Die Zeit hat das wiederum von der Washington Post, welche auf Geheimdokumente zugegriffen hat, die mutmaßlich vom US-Nationalgardisten Jack Teixeira im Internet in einem geschlossenen Chat-Room zugänglich gemacht wurden. Diesen Dokumenten wiederum habe die Washington Post entnehmen können, dass die CIA drei Monate vor der Ausführung des Anschlags wiederum von einem nicht genannten europäischen Geheimdienst über die Anschlagspläne informiert worden sei und ihrerseits ihre europäischen Verbündeten, ausdrücklich auch Deutschland, in Kenntnis gesetzt habe.
Wann der Kanzler von den deutschen Diensten über die Erkenntnisse der CIA, die wiederum von einem europäischen Geheimdienst informiert worden war, informiert wurde, hat die ZEIT nicht erwähnt.
War es vor dem Besuch des Kanzlers in Washington, bei dem ihm vom Präsidenten mitgeteilt wurde, dass die Pipelines aufhören werden zu existieren, sobald die Russen die Ukraine angreifen, oder war es erst nach diesem Besuch? Das macht zwar einen kleinen Unterschied, ändert jedoch nichts am ehrenhaften Verhalten des Kanzlers, der weder begonnen hat, alarmistisch Amok zu laufen und die ganze Welt vom Vorhaben in Kenntnis zu setzen, noch sonstwie erkennen ließ, dass er, um den Preis eines kleinen, egoistischen Vorteils für Deutschland, die Pläne der Ukraine stören und damit ihren Befreiungskampf erschweren wollte.
Schweigend hat er, um der großen Sache willen, den Schaden erduldet und dann gemeinsam mit Habeck und Graichen die Gasversorgung im neuen Deutschland-Tempo auf LNG umgestellt. Das ist wahre Größe und aller Ehren wert. Die Veröffentlichung dieser Wahrheit in der ZEIT – es ist angesichts der sinkenden Umfragezahlen der SPD wirklich höchste Zeit dafür gewesen – zeigt dem deutschen Volke nun endlich, was es an diesem Kanzler hat, der aus lupenreinem Edelmut alles auf uns genommen hat, um dem Freund in Kiew beizustehen. Da möchte man doch spontan ausrufen: „Ich sei, gewährt mir die Bitte, in eurem Bunde der dritte.“
Ganz anders nun beim Geschehen am Kachowka-Staudamm.

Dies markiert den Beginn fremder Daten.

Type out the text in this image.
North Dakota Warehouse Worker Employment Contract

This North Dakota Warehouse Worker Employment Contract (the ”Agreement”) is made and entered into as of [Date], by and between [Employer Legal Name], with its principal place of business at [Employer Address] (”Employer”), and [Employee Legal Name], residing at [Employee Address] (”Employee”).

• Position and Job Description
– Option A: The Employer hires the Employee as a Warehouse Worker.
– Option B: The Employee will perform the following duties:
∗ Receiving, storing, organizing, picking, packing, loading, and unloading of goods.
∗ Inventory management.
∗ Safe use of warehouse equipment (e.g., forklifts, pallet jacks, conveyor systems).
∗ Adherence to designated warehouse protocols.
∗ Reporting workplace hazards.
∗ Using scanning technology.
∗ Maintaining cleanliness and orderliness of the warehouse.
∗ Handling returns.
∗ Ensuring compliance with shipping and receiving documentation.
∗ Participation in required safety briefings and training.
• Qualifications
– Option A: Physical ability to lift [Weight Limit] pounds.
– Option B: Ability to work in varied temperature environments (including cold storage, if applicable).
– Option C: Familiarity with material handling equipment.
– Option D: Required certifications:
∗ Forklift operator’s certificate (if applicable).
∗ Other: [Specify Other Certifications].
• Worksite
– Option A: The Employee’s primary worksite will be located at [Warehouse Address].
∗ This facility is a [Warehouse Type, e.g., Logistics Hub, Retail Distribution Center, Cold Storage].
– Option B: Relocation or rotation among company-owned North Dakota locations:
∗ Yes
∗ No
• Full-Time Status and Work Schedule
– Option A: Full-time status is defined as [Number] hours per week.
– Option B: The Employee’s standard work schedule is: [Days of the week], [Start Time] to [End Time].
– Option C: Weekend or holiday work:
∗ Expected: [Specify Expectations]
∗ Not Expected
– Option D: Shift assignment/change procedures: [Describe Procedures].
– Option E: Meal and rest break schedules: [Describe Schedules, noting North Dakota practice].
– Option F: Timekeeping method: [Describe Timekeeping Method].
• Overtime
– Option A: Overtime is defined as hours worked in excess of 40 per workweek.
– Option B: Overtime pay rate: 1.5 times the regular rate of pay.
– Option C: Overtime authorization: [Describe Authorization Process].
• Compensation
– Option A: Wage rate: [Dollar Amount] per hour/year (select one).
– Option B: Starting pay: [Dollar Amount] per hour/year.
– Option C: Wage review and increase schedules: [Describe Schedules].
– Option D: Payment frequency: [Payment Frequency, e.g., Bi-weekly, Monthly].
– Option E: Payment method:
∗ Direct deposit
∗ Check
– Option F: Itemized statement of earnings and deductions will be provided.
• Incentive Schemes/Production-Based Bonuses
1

Hier brauchte der Kanzler weder dienstbare Augen noch Ohren. Die Sprengung passte so genau in sein festgefügtes Weltbild, dass er ohne schuldhaftes Zögern Zeugnis ablegen konnte:
„Das ist ja auch etwas, das sich einreiht in viele, viele der Verbrechen, die wir in der Ukraine gesehen haben, die von russischen Soldaten ausgegangen sind. Deshalb ist das etwas, das eine neue Dimension hat, aber zu der Art und Weise passt, wie Putin diesen Krieg führt.“
So bietet der Kanzler Putin erneut mutig die Stirn, der mit der Sprengung des Staudamms zwar ganz klar hauptsächlich die eigenen Positionen in der Ukraine beschädigte, aber das doch nur, um argumentieren zu können: „Seht her! Ich habe den Schaden! Die Ukraine war das und niemand sonst.“
Doch der Kanzler durchschaut diesen durchsichtigen Plan, bei dem es sich nur um den letzten, verzweifelten Versuch handelt, Zweifel in den Köpfen und Herzen der Freunde Selenskis zu säen, in der Hoffnung, dadurch könne die Flut der westlichen Waffen noch eingedämmt werden, bevor an der Front alle Dämme und brechen und ukrainische Soldaten die ukrainische Flagge auf dem Kreml hissen.
Mag sein, dass Putin inzwischen geschwächt erscheint, doch ändert das nichts am geradezu heroischen Verhalten des Kanzlers, weiß doch jedermann, dass verwundete Bären unberechenbar werden – und wenn so ein Bär noch dazu über Atomwaffen verfügt, dann ist das furchtlose Zeigen der klaren Kante eben genau das, was einen „ehrenwerten Mann“ auszeichnet und über alle Zweifel und Anfeindungen erhaben werden lässt.
Das ist nicht mehr der biedere, von Erinnerungslücken geplagte Scholzomat vergangener Tage. Das ist ein völllig neuer Scholz!
Nur seine tiefe Bescheidenheit verbietet es, ihn, wie er es wahrlich verdient hätte, von nun an als „Stolzomat“ zu ehren.